Japan’s equity market see-sawed at historic levels over the last month or so, highlighting to investors how swings in sentiment, especially in thin summer markets, can disconnect stock prices from fundamentals.
While Japan, together with the US, were the two biggest casualties from the global market pullbacks seen in early August, the former’s travails initially began in July.
Tokyo’s Nikkei 225 Index peaked on 11 July at 42,224 before falling 10.8% and rebounding by 3.8% by the end of the month. Then in the early August pullback, the Nikkei fell another 19.6% in a few days, representing a peak to trough decline of 25.5%. On one of those days the Nikkei suffered a 12% drop, which was its largest decline since October 1987.*
But the recovery in the Nikkei was almost as dramatic as the fall: from its nadir on 5 August, it recovered 20.6% to close at 38,062 on 20 August.*
Hawkish signals from the BoJ
For some time, the Japanese yen has been through an era of weakness because of the low domestic interest rate, which has helped to drive Japanese exports and boost the economy by making them cheap.
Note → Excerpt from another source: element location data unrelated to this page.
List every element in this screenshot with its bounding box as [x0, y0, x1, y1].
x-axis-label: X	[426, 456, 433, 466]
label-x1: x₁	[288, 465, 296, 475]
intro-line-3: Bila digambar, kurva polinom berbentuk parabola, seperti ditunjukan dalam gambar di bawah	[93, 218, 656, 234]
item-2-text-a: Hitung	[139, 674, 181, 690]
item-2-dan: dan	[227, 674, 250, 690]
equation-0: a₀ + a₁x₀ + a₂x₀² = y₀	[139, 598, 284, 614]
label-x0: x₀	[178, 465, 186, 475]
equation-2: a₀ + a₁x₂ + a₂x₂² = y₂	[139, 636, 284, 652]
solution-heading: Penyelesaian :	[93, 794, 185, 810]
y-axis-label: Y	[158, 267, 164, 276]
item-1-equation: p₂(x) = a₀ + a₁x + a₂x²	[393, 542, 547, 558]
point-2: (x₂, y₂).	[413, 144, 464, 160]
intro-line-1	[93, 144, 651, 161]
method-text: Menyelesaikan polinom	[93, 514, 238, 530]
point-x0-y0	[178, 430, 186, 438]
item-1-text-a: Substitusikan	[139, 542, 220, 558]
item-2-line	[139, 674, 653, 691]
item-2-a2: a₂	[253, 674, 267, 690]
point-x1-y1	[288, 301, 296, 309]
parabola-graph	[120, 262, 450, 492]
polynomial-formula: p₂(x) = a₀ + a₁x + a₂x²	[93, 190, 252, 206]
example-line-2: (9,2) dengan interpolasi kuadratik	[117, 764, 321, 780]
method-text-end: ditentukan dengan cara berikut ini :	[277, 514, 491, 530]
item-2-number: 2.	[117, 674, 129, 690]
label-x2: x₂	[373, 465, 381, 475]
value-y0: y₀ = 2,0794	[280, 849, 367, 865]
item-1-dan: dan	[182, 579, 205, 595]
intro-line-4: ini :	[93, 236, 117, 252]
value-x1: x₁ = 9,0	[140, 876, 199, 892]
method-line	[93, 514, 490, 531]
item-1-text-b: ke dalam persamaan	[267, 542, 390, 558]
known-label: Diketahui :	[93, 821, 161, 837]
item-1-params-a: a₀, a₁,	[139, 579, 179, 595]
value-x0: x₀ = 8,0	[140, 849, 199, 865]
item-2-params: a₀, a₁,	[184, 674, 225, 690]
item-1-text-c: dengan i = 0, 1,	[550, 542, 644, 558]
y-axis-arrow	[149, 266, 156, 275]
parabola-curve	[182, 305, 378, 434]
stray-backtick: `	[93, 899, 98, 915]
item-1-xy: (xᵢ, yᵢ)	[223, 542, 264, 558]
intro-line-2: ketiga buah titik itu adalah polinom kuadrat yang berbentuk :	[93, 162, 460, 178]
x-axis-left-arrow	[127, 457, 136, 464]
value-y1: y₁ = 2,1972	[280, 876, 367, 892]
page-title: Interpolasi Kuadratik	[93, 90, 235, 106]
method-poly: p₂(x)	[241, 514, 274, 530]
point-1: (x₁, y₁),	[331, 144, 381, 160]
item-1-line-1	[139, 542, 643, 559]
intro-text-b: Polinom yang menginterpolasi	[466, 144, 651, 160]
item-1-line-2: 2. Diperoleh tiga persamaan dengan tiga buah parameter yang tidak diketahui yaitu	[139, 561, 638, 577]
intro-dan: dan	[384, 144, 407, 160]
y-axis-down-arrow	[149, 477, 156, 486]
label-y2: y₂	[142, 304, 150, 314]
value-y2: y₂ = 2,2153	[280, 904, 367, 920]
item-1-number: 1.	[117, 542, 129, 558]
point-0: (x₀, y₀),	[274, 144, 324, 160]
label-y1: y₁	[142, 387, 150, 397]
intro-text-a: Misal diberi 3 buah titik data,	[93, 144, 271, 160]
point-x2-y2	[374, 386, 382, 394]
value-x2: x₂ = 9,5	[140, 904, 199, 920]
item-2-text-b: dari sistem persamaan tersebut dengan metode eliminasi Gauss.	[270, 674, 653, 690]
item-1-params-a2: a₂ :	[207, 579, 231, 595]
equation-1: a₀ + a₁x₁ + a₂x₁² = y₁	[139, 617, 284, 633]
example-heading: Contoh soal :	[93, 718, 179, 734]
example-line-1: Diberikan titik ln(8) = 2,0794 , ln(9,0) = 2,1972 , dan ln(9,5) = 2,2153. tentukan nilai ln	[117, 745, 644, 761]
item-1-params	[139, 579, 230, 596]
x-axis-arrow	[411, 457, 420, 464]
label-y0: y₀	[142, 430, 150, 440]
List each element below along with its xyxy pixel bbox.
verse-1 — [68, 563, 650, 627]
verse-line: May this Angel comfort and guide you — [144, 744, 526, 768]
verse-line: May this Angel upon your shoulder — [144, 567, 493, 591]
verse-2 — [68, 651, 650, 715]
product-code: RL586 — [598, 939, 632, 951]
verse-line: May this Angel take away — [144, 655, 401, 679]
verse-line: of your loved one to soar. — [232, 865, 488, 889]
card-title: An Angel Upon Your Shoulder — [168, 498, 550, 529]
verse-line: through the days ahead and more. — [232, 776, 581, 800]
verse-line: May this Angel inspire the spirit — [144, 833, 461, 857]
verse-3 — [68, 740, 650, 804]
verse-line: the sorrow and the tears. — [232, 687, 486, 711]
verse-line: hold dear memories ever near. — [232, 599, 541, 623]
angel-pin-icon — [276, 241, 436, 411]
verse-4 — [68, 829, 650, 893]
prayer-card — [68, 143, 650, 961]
But in July the Bank of Japan (BoJ) raised its benchmark interest rate to 0.25%, its highest since the Global Financial Crisis in 2008, in order to tackle creeping inflation. This hawkishness rattled investors nerves and marked a major shift in global currency markets, sparking an unwinding in the carry trade, whereby investors would borrow yen at low interest rates and invest for higher returns elsewhere. The demand for yen to close out short yen positions added momentum to the currency.
BOJ Governor Kazuo Ueda faced intense market scrutiny on Friday (22 August) when he addressed the country’s lawmakers to explain the central bank’s hawkish signals that contributed to the global market turmoil (which was also closely linked to poor economic data in the US that were below expectations and prompted recession fears).
No change to our Japan ranking
Despite the recent turmoil on markets, our positive view on world markets, including Japan, remains unchanged.
It is unrealistic to think that the 225 companies listed in the Nikkei lost around a quarter of their fundamental value between July and August. More likely is sentiment, combined with thin volumes, provided an outsized level of sell pressures in the index. The performance of Japanese equities over the longer term also demonstrates their positive fundamentals. For example, over the three years to 20 August, the Nikkei delivered a total return of 48.2% in yen terms, and 17.3% in sterling terms, equating to annualised returns of 14.0% and 5.4% respectively.*
In our Tactical Asset Allocation, on a 12- to 18-month view, we rank Japanese equities, including small caps, as a positive four out five. We raised these rankings from a neutral three in the last quarter of 2023 because the inflationary regime in Japan, combined with improving corporate governance, could create a more positive environment for the economy and crucially, for equities to flourish. The inflationary environment that has set in for the first time in a couple of decades should encourage more consumption and, together with an improving corporate picture, the backdrop is constructive. Smaller companies should also benefit from these same broad themes with additional sensitivity to the domestic economy.
Japan’s stock market has waited more than three decades for its moment in the sun. It has benefited from relatively cheap valuations, a long-awaited return of inflation and, until recently, a weakening currency.
Given the sustained increases that Japanese and US equities have had over the past couple of years, it was perhaps unsurprising that these were the two major markets most affected by the August pullback. Swings in sentiment inevitably result in price movements. But volatility can also present opportunities for investors with a long-term view. History has shown that while investors will experience market dips and volatility from time to time, these events won’t stop the long-term positive performance of markets that have strong fundamentals.